In their explanation, they stated that they believe the Racan – Drnovsek Agreement only took into account a part of international law and that the borders on the sea do not go through the centre of the Piran Bay. At the end of last year, Croatian Premier Ivo Sanader deceitfully played with the issue of the protected ecological and fishing belt, setting a deadline for agreement with his neighbours which sent the ball back to Slovenia. If the agreement is not made, the Republic of Croatia will appear correct in front of the international community because the country showed its good will. That is the reason why the decision on the extension of the research tender in the northern Adriatic is being used by the Slovenians for another portrayal of their foreign policy status in attempting to attain a better negotiating position in the future final problem-solving for the sea and land borders between Croatian and Slovenia.

Scuffle on the Adriatic

In the research field, the Ivona platform is located in the continental shelf belt which Slovenia recently declared. By international law, Slovenia could not declare this belt because it does not have an exit into the international waters, and the Racan-Drnovsek agreement, which would make this possible, was never ratified.

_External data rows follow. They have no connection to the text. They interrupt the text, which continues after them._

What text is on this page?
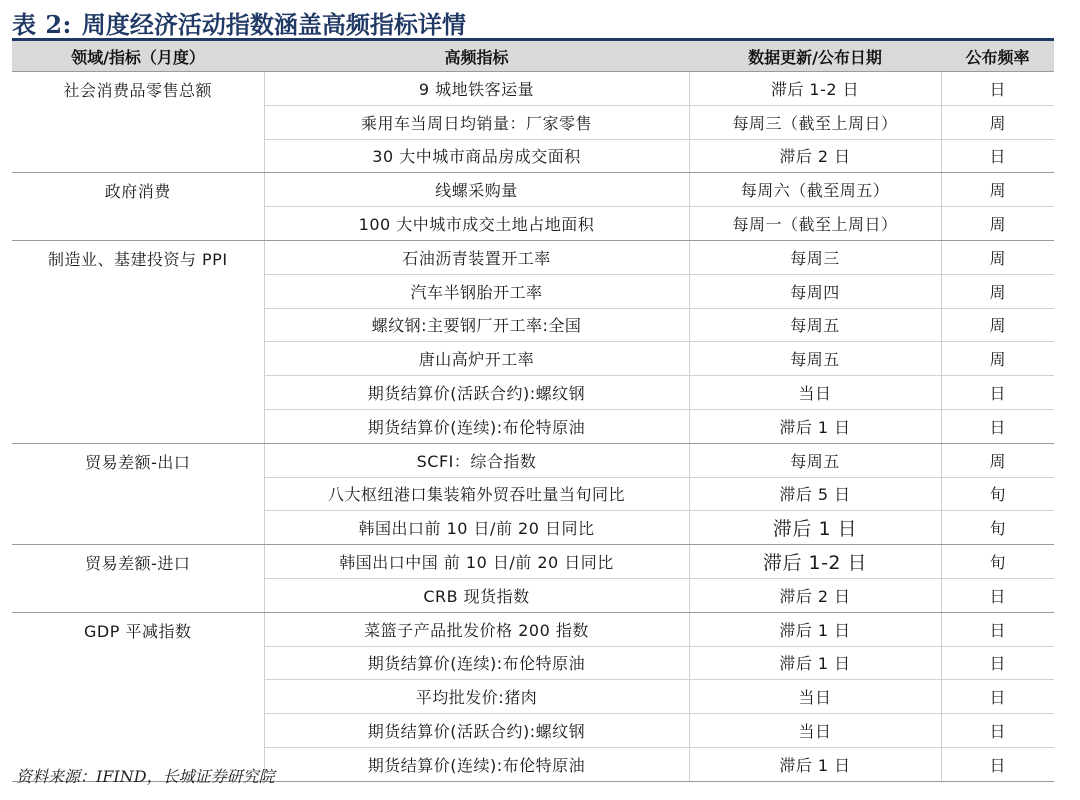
表 2: 周度经济活动指数涵盖高频指标详情
领域/指标（月度）	高频指标	数据更新/公布日期	公布频率
社会消费品零售总额	9 城地铁客运量	滞后 1-2 日	日
	乘用车当周日均销量：厂家零售	每周三（截至上周日）	周
	30 大中城市商品房成交面积	滞后 2 日	日
政府消费	线螺采购量	每周六（截至周五）	周
	100 大中城市成交土地占地面积	每周一（截至上周日）	周
制造业、基建投资与 PPI	石油沥青装置开工率	每周三	周
	汽车半钢胎开工率	每周四	周
	螺纹钢:主要钢厂开工率:全国	每周五	周
	唐山高炉开工率	每周五	周
	期货结算价(活跃合约):螺纹钢	当日	日
	期货结算价(连续):布伦特原油	滞后 1 日	日
贸易差额-出口	SCFI：综合指数	每周五	周
	八大枢纽港口集装箱外贸吞吐量当旬同比	滞后 5 日	旬
	韩国出口前 10 日/前 20 日同比	滞后 1 日	旬
贸易差额-进口	韩国出口中国 前 10 日/前 20 日同比	滞后 1-2 日	旬
	CRB 现货指数	滞后 2 日	日
GDP 平减指数	菜篮子产品批发价格 200 指数	滞后 1 日	日
	期货结算价(连续):布伦特原油	滞后 1 日	日
	平均批发价:猪肉	当日	日
	期货结算价(活跃合约):螺纹钢	当日	日
	期货结算价(连续):布伦特原油	滞后 1 日	日
资料来源：IFIND，长城证券研究院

'The Slovenian protest note is confusing'

On the Adriatic, Ina currently has 12 production and one process-delivery platforms as well as 30 production drills in five production fields. "Because the research tender expired at the end of the year, and because we have discovered a production area in the meantime, the regions where we already have a production area have been removed from the new, or more specifically prolonged, tender issued by the government. This area can in no way be disputable because it really has no connection to Slovenia,” said Zelimir Sikonja. The Croatian Foreign Affairs Ministry interprets the Slovenian note as an attempt by our northern neighbour to show that the Adriatic Sea, and the right to its exploitation, still needs to be divided among the countries of the former Yugoslavia.

Invitation for boycott

The opposition Vice Prime Minister in the Slovenian Parliament, Marko Pavliha invited his compatriots to not spend their next vacation in Croatia, as well as radicalization of relations between the two countries. The Slovenian Foreign Affair Minister Dmitrij Rupel, in his television appearance, said that he was pleased with Pavliha’s proposal.